A lack of competition in the audit market is failing shareholders as it encourages the big four accountancy firms to favour management interests, the Competition Commission (CC) said today.
Publishing its provisional findings into the supply of statutory audit services to FTSE 350 companies, the CC said a lack of competition outside the big four ‘is likely to lead to higher prices, lower quality, less innovation for companies and a failure to meet the demands of shareholders and investors’.
It said FTSE companies find it too difficult to compare services, prefer continuity to the significant costs of switching and lack bargaining power as a result. It said audit firms outside the big four of Ernst and Young, Deloitte, KPMG and PriceWaterhouseCooper find it hard to convince FTSE 350 companies that they have sufficient experience to deal with their accounts.
While auditors are appointed to protect the interests of shareholders, the CC said services are too often focussed on meeting the needs of senior management who decide where to spend their audit budget. This means that competition focuses on factors that are not aligned with shareholder demand.
It found that 31 percent of FTSE 100 companies and 20 percent of FTSE 250 companies have had the same auditor for more than 20 years, while 67 percent of FTSE 100 companies and 52 percent of FTSE 250 companies for more than ten years.
The CC is now looking at ways to encourage greater competition through mandatory tendering and rotation, increasing information and transparency with reviews and extended reporting requirements and strengthening accountability and independence by giving audit committees and shareholders greater control.
Laura Carstensen, Chairman of the Audit Investigation Group, said: “We have found that there can be benefits to companies and their shareholders from switching auditors but too often senior management at large companies are inclined to stick with what they know, particularly when it is difficult to compare with the alternatives and the incumbent auditors are in a strong position to hold on to the business.
“Whilst we accept that most audits are performed diligently and understand that those involved are behaving rationally in response to their incentives, auditors tend to focus on management interests over those of shareholders. For example, management may have incentives to present their accounts in the most favourable light whereas shareholder interests can be quite different.
“It is clear that there is significant dissatisfaction amongst some institutional investors with the relevance and extent of reporting in audited financial reports. This needs to change so that external audit becomes a more genuinely independent and challenging exercise where auditors are less like corporate advisors and more like examining inspectors.”
KPMG said it noted the emphasis the CC placed on the need for independent and objective audits in serving the shareholder and investor and welcomed the finding that most audits are performed diligently and that there is no evidence of collusion. It rejected, however, ‘the assertion that auditors’ focus is too often on management and that shareholders are not being properly served’.
Simon Collins, Chairman and Senior Partner of KPMG in the UK, said: “We believe that audit quality and competition in the UK is strong. We fully recognise our duty to shareholders and the absolute importance of our independence. Audit objectivity and appropriate levels of scepticism are the mainstays of what we do.
“We do not agree with the Commission’s conclusion that, effectively, audit committees are not doing their jobs properly. In our experience, audit committees in the UK generally take their responsibilities seriously, both for oversight of the external auditor and financial reporting more generally. Indeed if audit committees were not functioning properly, it would have much more fundamental ramifications for UK corporate governance.

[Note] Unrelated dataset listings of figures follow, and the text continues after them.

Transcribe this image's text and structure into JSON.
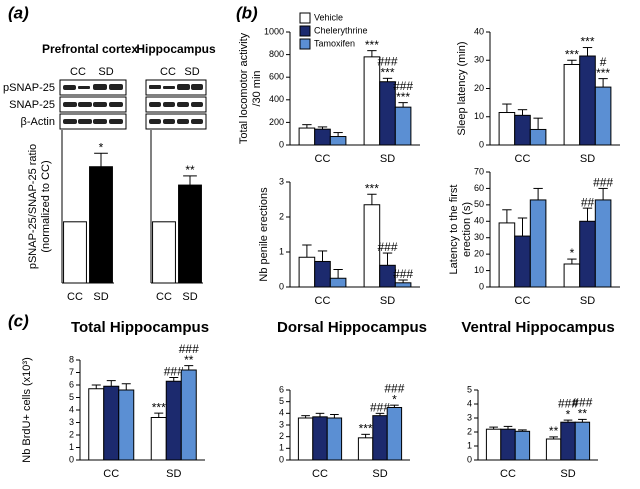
{
  "panel_labels": [
    "(a)",
    "(b)",
    "(c)"
  ],
  "blot": {
    "lanes": [
      "CC",
      "SD"
    ],
    "rows": [
      "pSNAP-25",
      "SNAP-25",
      "β-Actin"
    ]
  },
  "chart_data": [
    {
      "type": "bar",
      "title": "Prefrontal cortex",
      "ylabel": [
        "pSNAP-25/SNAP-25 ratio",
        "(normalized to CC)"
      ],
      "categories": [
        "CC",
        "SD"
      ],
      "values": [
        100,
        190
      ],
      "errors": [
        null,
        22
      ],
      "colors": [
        "#ffffff",
        "#000000"
      ],
      "annotations": [
        null,
        [
          "*"
        ]
      ],
      "ylim": [
        0,
        250
      ]
    },
    {
      "type": "bar",
      "title": "Hippocampus",
      "categories": [
        "CC",
        "SD"
      ],
      "values": [
        100,
        160
      ],
      "errors": [
        null,
        15
      ],
      "colors": [
        "#ffffff",
        "#000000"
      ],
      "annotations": [
        null,
        [
          "**"
        ]
      ],
      "ylim": [
        0,
        250
      ]
    },
    {
      "type": "grouped_bar",
      "ylabel": [
        "Total locomotor activity",
        "/30 min"
      ],
      "categories": [
        "CC",
        "SD"
      ],
      "legend": "top-left",
      "series": [
        {
          "name": "Vehicle",
          "color": "#ffffff",
          "values": [
            150,
            780
          ],
          "errors": [
            30,
            55
          ],
          "annotations": [
            null,
            [
              "***"
            ]
          ]
        },
        {
          "name": "Chelerythrine",
          "color": "#1c2a6e",
          "values": [
            140,
            560
          ],
          "errors": [
            20,
            30
          ],
          "annotations": [
            null,
            [
              "###",
              "***"
            ]
          ]
        },
        {
          "name": "Tamoxifen",
          "color": "#5b8fd3",
          "values": [
            75,
            335
          ],
          "errors": [
            35,
            40
          ],
          "annotations": [
            null,
            [
              "###",
              "***"
            ]
          ]
        }
      ],
      "ylim": [
        0,
        1000
      ],
      "yticks": [
        0,
        200,
        400,
        600,
        800,
        1000
      ]
    },
    {
      "type": "grouped_bar",
      "ylabel": [
        "Sleep latency (min)"
      ],
      "categories": [
        "CC",
        "SD"
      ],
      "series": [
        {
          "color": "#ffffff",
          "values": [
            11.5,
            28.5
          ],
          "errors": [
            3,
            1.5
          ],
          "annotations": [
            null,
            [
              "***"
            ]
          ]
        },
        {
          "color": "#1c2a6e",
          "values": [
            10.5,
            31.5
          ],
          "errors": [
            2,
            3
          ],
          "annotations": [
            null,
            [
              "***"
            ]
          ]
        },
        {
          "color": "#5b8fd3",
          "values": [
            5.5,
            20.5
          ],
          "errors": [
            4,
            3
          ],
          "annotations": [
            null,
            [
              "#",
              "***"
            ]
          ]
        }
      ],
      "ylim": [
        0,
        40
      ],
      "yticks": [
        0,
        10,
        20,
        30,
        40
      ]
    },
    {
      "type": "grouped_bar",
      "ylabel": [
        "Nb penile erections"
      ],
      "categories": [
        "CC",
        "SD"
      ],
      "series": [
        {
          "color": "#ffffff",
          "values": [
            0.85,
            2.35
          ],
          "errors": [
            0.35,
            0.3
          ],
          "annotations": [
            null,
            [
              "***"
            ]
          ]
        },
        {
          "color": "#1c2a6e",
          "values": [
            0.73,
            0.62
          ],
          "errors": [
            0.3,
            0.35
          ],
          "annotations": [
            null,
            [
              "###"
            ]
          ]
        },
        {
          "color": "#5b8fd3",
          "values": [
            0.25,
            0.12
          ],
          "errors": [
            0.25,
            0.08
          ],
          "annotations": [
            null,
            [
              "###"
            ]
          ]
        }
      ],
      "ylim": [
        0,
        3
      ],
      "yticks": [
        0,
        1,
        2,
        3
      ]
    },
    {
      "type": "grouped_bar",
      "ylabel": [
        "Latency to the first",
        "erection (s)"
      ],
      "categories": [
        "CC",
        "SD"
      ],
      "series": [
        {
          "color": "#ffffff",
          "values": [
            39,
            14
          ],
          "errors": [
            8,
            3
          ],
          "annotations": [
            null,
            [
              "*"
            ]
          ]
        },
        {
          "color": "#1c2a6e",
          "values": [
            31,
            40
          ],
          "errors": [
            11,
            8
          ],
          "annotations": [
            null,
            [
              "##"
            ]
          ]
        },
        {
          "color": "#5b8fd3",
          "values": [
            53,
            53
          ],
          "errors": [
            7,
            7
          ],
          "annotations": [
            null,
            [
              "###"
            ]
          ]
        }
      ],
      "ylim": [
        0,
        70
      ],
      "yticks": [
        0,
        10,
        20,
        30,
        40,
        50,
        60,
        70
      ]
    },
    {
      "type": "grouped_bar",
      "title": "Total Hippocampus",
      "ylabel": [
        "Nb BrdU+ cells (x10³)"
      ],
      "categories": [
        "CC",
        "SD"
      ],
      "series": [
        {
          "color": "#ffffff",
          "values": [
            5.7,
            3.4
          ],
          "errors": [
            0.3,
            0.35
          ],
          "annotations": [
            null,
            [
              "***"
            ]
          ]
        },
        {
          "color": "#1c2a6e",
          "values": [
            5.9,
            6.3
          ],
          "errors": [
            0.45,
            0.3
          ],
          "annotations": [
            null,
            [
              "###"
            ]
          ]
        },
        {
          "color": "#5b8fd3",
          "values": [
            5.6,
            7.2
          ],
          "errors": [
            0.5,
            0.35
          ],
          "annotations": [
            null,
            [
              "###",
              "**"
            ]
          ]
        }
      ],
      "ylim": [
        0,
        8
      ],
      "yticks": [
        0,
        1,
        2,
        3,
        4,
        5,
        6,
        7,
        8
      ]
    },
    {
      "type": "grouped_bar",
      "title": "Dorsal Hippocampus",
      "categories": [
        "CC",
        "SD"
      ],
      "series": [
        {
          "color": "#ffffff",
          "values": [
            3.6,
            1.9
          ],
          "errors": [
            0.2,
            0.3
          ],
          "annotations": [
            null,
            [
              "***"
            ]
          ]
        },
        {
          "color": "#1c2a6e",
          "values": [
            3.7,
            3.8
          ],
          "errors": [
            0.3,
            0.2
          ],
          "annotations": [
            null,
            [
              "###"
            ]
          ]
        },
        {
          "color": "#5b8fd3",
          "values": [
            3.6,
            4.5
          ],
          "errors": [
            0.3,
            0.2
          ],
          "annotations": [
            null,
            [
              "###",
              "*"
            ]
          ]
        }
      ],
      "ylim": [
        0,
        6
      ],
      "yticks": [
        0,
        1,
        2,
        3,
        4,
        5,
        6
      ]
    },
    {
      "type": "grouped_bar",
      "title": "Ventral Hippocampus",
      "categories": [
        "CC",
        "SD"
      ],
      "series": [
        {
          "color": "#ffffff",
          "values": [
            2.2,
            1.5
          ],
          "errors": [
            0.15,
            0.15
          ],
          "annotations": [
            null,
            [
              "**"
            ]
          ]
        },
        {
          "color": "#1c2a6e",
          "values": [
            2.2,
            2.7
          ],
          "errors": [
            0.2,
            0.15
          ],
          "annotations": [
            null,
            [
              "###",
              "*"
            ]
          ]
        },
        {
          "color": "#5b8fd3",
          "values": [
            2.05,
            2.7
          ],
          "errors": [
            0.1,
            0.2
          ],
          "annotations": [
            null,
            [
              "###",
              "**"
            ]
          ]
        }
      ],
      "ylim": [
        0,
        5
      ],
      "yticks": [
        0,
        1,
        2,
        3,
        4,
        5
      ]
    }
  ]
}
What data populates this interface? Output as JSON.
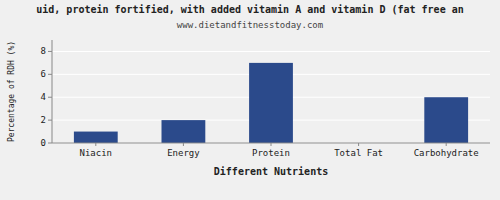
{
  "chart_data": {
    "type": "bar",
    "title": "uid, protein fortified, with added vitamin A and vitamin D (fat free an",
    "subtitle": "www.dietandfitnesstoday.com",
    "xlabel": "Different Nutrients",
    "ylabel": "Percentage of RDH (%)",
    "categories": [
      "Niacin",
      "Energy",
      "Protein",
      "Total Fat",
      "Carbohydrate"
    ],
    "values": [
      1.0,
      2.0,
      7.0,
      0.0,
      4.0
    ],
    "color": "#2b4a8b",
    "ylim": [
      0,
      9
    ],
    "yticks": [
      0,
      2,
      4,
      6,
      8
    ],
    "grid": true
  }
}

“We want to see the relevance of audit enhanced and we have been working with stakeholders to achieve this and to improve audit quality.

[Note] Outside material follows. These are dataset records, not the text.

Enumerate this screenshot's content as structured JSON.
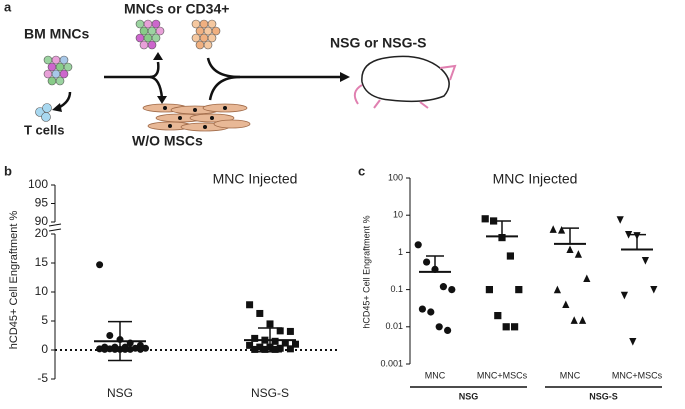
{
  "panel_labels": [
    "a",
    "b",
    "c"
  ],
  "diagram": {
    "source": "BM MNCs",
    "selected": "MNCs or CD34+",
    "depleted": "T cells",
    "culture": "W/O MSCs",
    "recipient": "NSG or NSG-S"
  },
  "chart_data": [
    {
      "type": "dot",
      "title": "MNC Injected",
      "y_label": "hCD45+  Cell Engraftment %",
      "ylim": [
        -5,
        20
      ],
      "yticks": [
        -5,
        0,
        5,
        10,
        15,
        20
      ],
      "ylim_upper": [
        90,
        100
      ],
      "yticks_upper": [
        90,
        95,
        100
      ],
      "reference_line": 0,
      "groups": [
        {
          "label": "NSG",
          "marker": "circle",
          "mean": 1.5,
          "error_low": -1.8,
          "error_high": 4.9,
          "values": [
            14.7,
            2.5,
            1.8,
            1.2,
            0.8,
            0.5,
            0.5,
            0.5,
            0.3,
            0.3,
            0.2,
            0.2,
            0.1,
            0.1,
            0.1,
            0.1,
            0.1,
            0.1
          ]
        },
        {
          "label": "NSG-S",
          "marker": "square",
          "mean": 1.7,
          "error_low": -0.3,
          "error_high": 3.8,
          "values": [
            7.8,
            6.3,
            4.5,
            3.3,
            3.2,
            2.0,
            1.7,
            1.5,
            1.2,
            1.0,
            0.8,
            0.5,
            0.5,
            0.3,
            0.2,
            0.1,
            0.1,
            0.1
          ]
        }
      ]
    },
    {
      "type": "dot",
      "title": "MNC Injected",
      "y_label": "hCD45+ Cell Engraftment %",
      "log_scale": true,
      "ylim": [
        0.001,
        100
      ],
      "yticks": [
        0.001,
        0.01,
        0.1,
        1,
        10,
        100
      ],
      "groups": [
        {
          "label": "MNC",
          "marker": "circle",
          "mean": 0.3,
          "error_high": 0.8,
          "values": [
            1.6,
            0.55,
            0.35,
            0.12,
            0.1,
            0.03,
            0.025,
            0.01,
            0.008
          ]
        },
        {
          "label": "MNC+MSCs",
          "marker": "square",
          "mean": 2.7,
          "error_high": 7,
          "values": [
            8,
            7,
            2.5,
            0.8,
            0.1,
            0.1,
            0.02,
            0.01,
            0.01
          ]
        },
        {
          "label": "MNC",
          "marker": "triangle",
          "mean": 1.7,
          "error_high": 4.5,
          "values": [
            4.2,
            4,
            1.2,
            0.9,
            0.2,
            0.1,
            0.04,
            0.015,
            0.015
          ]
        },
        {
          "label": "MNC+MSCs",
          "marker": "triangle-down",
          "mean": 1.2,
          "error_high": 3,
          "values": [
            7.5,
            3,
            2.8,
            0.6,
            0.1,
            0.07,
            0.004
          ]
        }
      ],
      "group_sets": [
        {
          "label": "NSG"
        },
        {
          "label": "NSG-S"
        }
      ]
    }
  ]
}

“However, we do not support their suggestions as regards mandatory tendering or rotation. After long deliberation and consultation, the Financial Reporting Council has only just introduced tendering every ten years on a “comply or explain” basis and this is already having a significant impact.
“We supported this measure as we believe it fits with the corporate governance framework in the UK and reinforces audit committee oversight of the external auditor. Arbitrary pre-set periods will do the reverse and potentially damage audit quality, and forced rotation will undermine audit committees and actually reduce shareholder choice. It is premature, therefore, to disregard the FRC measures as an effective remedy.”